Lets take for example a replacement keyboard app. It could theoretically log every keystroke, see my phone number, address, email, the possibilities are endless. A cell phone is way less secure than a pc with a good antivirus and is a hub of personal information with what smart phones can do today.

 

[aminaked]

Personal information...what is everyone hiding? The only thing, and correct me if I'm wrong, that was really sensitive is that it could've stolen your voicemail password if you had entered it as one of your contacts...like *86,,[password]

Really!?!?! your just kidding asking this right?

I consider personal information:
My phone #, email, address (not that its in my phone but the ability is there), friends/family numbers/email, websites visited, passwords, logins, you name it.

Lets take for example a replacement keyboard app. It could theoretically log every keystroke, see my phone number, address, email, the possibilities are endless. A cell phone is way less secure than a pc with a good antivirus and is a hub of personal information with what smart phones can do today.

No, not kidding. My phone number is in the phone book. I have numerous email addresses all over my web pages. My address is in the phone book...or you can just walk up to it. My friends and family are also in the phone book and their email addresses are on the internet.

As far as web sites I've visited and passwords, you have a good point.
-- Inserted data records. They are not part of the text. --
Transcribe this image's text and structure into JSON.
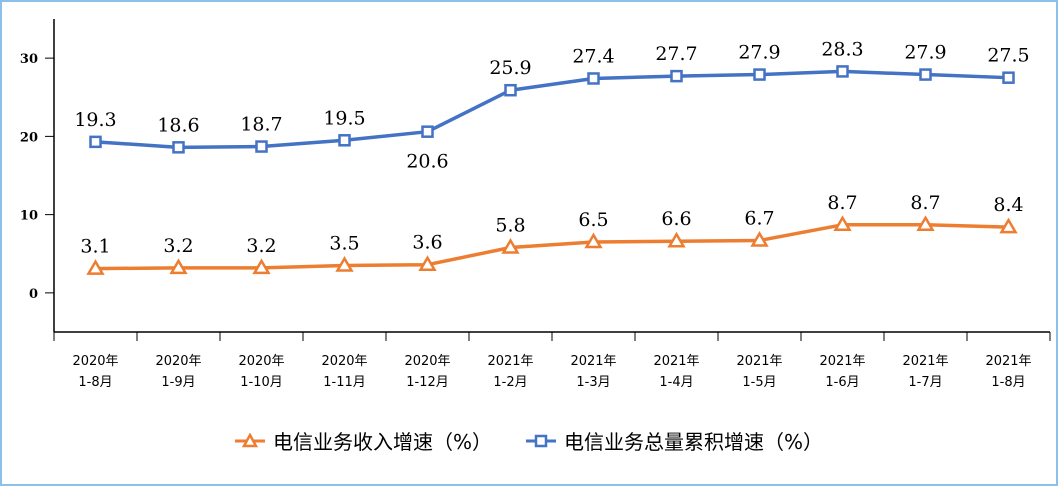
{
  "chart_data": {
    "type": "line",
    "categories": [
      "2020年\n1-8月",
      "2020年\n1-9月",
      "2020年\n1-10月",
      "2020年\n1-11月",
      "2020年\n1-12月",
      "2021年\n1-2月",
      "2021年\n1-3月",
      "2021年\n1-4月",
      "2021年\n1-5月",
      "2021年\n1-6月",
      "2021年\n1-7月",
      "2021年\n1-8月"
    ],
    "series": [
      {
        "name": "电信业务收入增速（%）",
        "color": "#ed7d31",
        "marker": "triangle",
        "values": [
          3.1,
          3.2,
          3.2,
          3.5,
          3.6,
          5.8,
          6.5,
          6.6,
          6.7,
          8.7,
          8.7,
          8.4
        ],
        "labels": [
          "3.1",
          "3.2",
          "3.2",
          "3.5",
          "3.6",
          "5.8",
          "6.5",
          "6.6",
          "6.7",
          "8.7",
          "8.7",
          "8.4"
        ]
      },
      {
        "name": "电信业务总量累积增速（%）",
        "color": "#4472c4",
        "marker": "square",
        "values": [
          19.3,
          18.6,
          18.7,
          19.5,
          20.6,
          25.9,
          27.4,
          27.7,
          27.9,
          28.3,
          27.9,
          27.5
        ],
        "labels": [
          "19.3",
          "18.6",
          "18.7",
          "19.5",
          "20.6",
          "25.9",
          "27.4",
          "27.7",
          "27.9",
          "28.3",
          "27.9",
          "27.5"
        ]
      }
    ],
    "yticks": [
      "0",
      "10",
      "20",
      "30"
    ],
    "ylim": [
      -5,
      35
    ],
    "grid": false,
    "legend": "bottom"
  }
}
I trust the maker of dolphin. Because Android is Linux, another app shouldn't be able to access dolphin's data.

As far as the keyboard replacement, yes you need to trust where it comes from. Same goes for ROMs. Some software, you really need to trust. As for the rest, be careful what privileges you allow and what you type in.

 

[aminaked]

I did not think to check too closely during all the updates that followed.

I've done this too. This is a pretty big problem. Solving it isn't easy because it relies on getting the user to read and think first and THEN press install. Good luck!

 

[TuBitMittens]

What is the actual name of the app?????????????